Menjadi pengusaha di bidang agrari memang tujuannya. Faldi Adisajana, merupakan mahasiswa semester 5 Fakultas Pertanian, Jurusan Agrobisnis, Universitas Padjajaran. Berawal dari ide tentang sebuah teknik menanam asal Jepang bernama Kokedama. Ia lantas melihat prospek bisnis apalagi di daerah tropis.

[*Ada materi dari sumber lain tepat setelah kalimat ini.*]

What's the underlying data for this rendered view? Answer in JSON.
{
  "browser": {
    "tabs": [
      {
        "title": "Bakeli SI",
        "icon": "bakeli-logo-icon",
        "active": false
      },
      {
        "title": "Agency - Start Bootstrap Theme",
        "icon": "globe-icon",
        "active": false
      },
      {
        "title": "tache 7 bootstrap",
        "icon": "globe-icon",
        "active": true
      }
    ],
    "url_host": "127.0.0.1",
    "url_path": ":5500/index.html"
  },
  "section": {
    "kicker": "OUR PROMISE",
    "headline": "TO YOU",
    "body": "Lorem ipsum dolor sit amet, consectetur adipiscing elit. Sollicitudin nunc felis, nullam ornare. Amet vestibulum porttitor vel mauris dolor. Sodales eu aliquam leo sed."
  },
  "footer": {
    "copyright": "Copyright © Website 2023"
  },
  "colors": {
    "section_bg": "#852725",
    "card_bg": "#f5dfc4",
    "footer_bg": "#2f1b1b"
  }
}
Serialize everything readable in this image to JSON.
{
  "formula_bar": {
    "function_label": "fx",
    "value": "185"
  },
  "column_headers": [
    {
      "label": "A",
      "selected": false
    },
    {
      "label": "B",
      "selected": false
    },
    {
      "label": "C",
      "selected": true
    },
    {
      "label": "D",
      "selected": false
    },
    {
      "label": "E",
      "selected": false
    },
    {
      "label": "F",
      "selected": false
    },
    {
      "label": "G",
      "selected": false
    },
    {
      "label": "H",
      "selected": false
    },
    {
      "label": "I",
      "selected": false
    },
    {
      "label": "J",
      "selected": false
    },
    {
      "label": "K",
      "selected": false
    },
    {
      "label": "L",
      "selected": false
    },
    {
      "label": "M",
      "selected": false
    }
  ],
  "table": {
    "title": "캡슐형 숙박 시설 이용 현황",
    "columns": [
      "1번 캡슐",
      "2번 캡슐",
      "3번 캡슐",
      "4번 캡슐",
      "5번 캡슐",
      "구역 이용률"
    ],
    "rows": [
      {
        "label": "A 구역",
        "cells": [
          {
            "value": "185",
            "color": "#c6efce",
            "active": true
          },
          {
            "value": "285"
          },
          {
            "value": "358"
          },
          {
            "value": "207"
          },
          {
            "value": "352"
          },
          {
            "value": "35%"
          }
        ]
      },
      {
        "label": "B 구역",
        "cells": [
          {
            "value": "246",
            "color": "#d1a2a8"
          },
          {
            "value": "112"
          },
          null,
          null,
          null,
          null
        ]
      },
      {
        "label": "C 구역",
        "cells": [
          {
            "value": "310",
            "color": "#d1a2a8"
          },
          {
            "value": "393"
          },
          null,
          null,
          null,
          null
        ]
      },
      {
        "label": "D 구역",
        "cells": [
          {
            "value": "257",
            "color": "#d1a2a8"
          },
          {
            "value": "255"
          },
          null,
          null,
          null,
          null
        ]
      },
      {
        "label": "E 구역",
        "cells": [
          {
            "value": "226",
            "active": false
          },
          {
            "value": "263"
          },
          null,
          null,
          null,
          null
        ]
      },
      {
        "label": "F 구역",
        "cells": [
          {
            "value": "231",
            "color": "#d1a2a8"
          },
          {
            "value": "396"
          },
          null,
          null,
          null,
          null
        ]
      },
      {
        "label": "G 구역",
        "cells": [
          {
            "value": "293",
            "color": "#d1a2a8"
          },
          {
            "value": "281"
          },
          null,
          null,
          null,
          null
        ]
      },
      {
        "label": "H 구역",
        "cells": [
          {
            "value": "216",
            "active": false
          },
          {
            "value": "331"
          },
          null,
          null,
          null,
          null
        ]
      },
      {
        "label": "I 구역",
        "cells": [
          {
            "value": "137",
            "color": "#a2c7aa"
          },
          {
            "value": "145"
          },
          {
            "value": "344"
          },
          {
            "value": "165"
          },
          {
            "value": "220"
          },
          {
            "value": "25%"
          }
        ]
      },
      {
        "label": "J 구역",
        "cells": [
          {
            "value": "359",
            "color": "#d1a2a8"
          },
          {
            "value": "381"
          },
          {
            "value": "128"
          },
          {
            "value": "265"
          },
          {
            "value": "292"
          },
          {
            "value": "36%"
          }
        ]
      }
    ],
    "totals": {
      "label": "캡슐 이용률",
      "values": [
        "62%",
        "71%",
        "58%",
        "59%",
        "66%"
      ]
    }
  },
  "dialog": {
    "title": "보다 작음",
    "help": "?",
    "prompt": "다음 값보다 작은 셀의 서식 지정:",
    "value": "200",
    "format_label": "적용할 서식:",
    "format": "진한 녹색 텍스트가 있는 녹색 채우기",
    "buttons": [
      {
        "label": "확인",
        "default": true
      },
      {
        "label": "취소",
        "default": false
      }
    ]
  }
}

Tanaman yang kadang terlihat menjijikan, karena licin dan lembab, diubahnya menjadi boneka- boneka lucu buat menanam tanaman. Bonek lumut Fadli mengambil lumut hutan maupun lingkungan sekitar. Ia sukses menjadi pelopor media tanam berbentuk bola imut.

Sukses Yotube


Berawal sebuah video You Tube, tentang bagaimana cara menaman lewat Kokedama, Fadli yang kebetulan mahasiswa agrobisnis berkreasi. Tidak mudah loh memulai membuat produk contoh. Untuk proses balajar termasuk belajar dari para petani lumut.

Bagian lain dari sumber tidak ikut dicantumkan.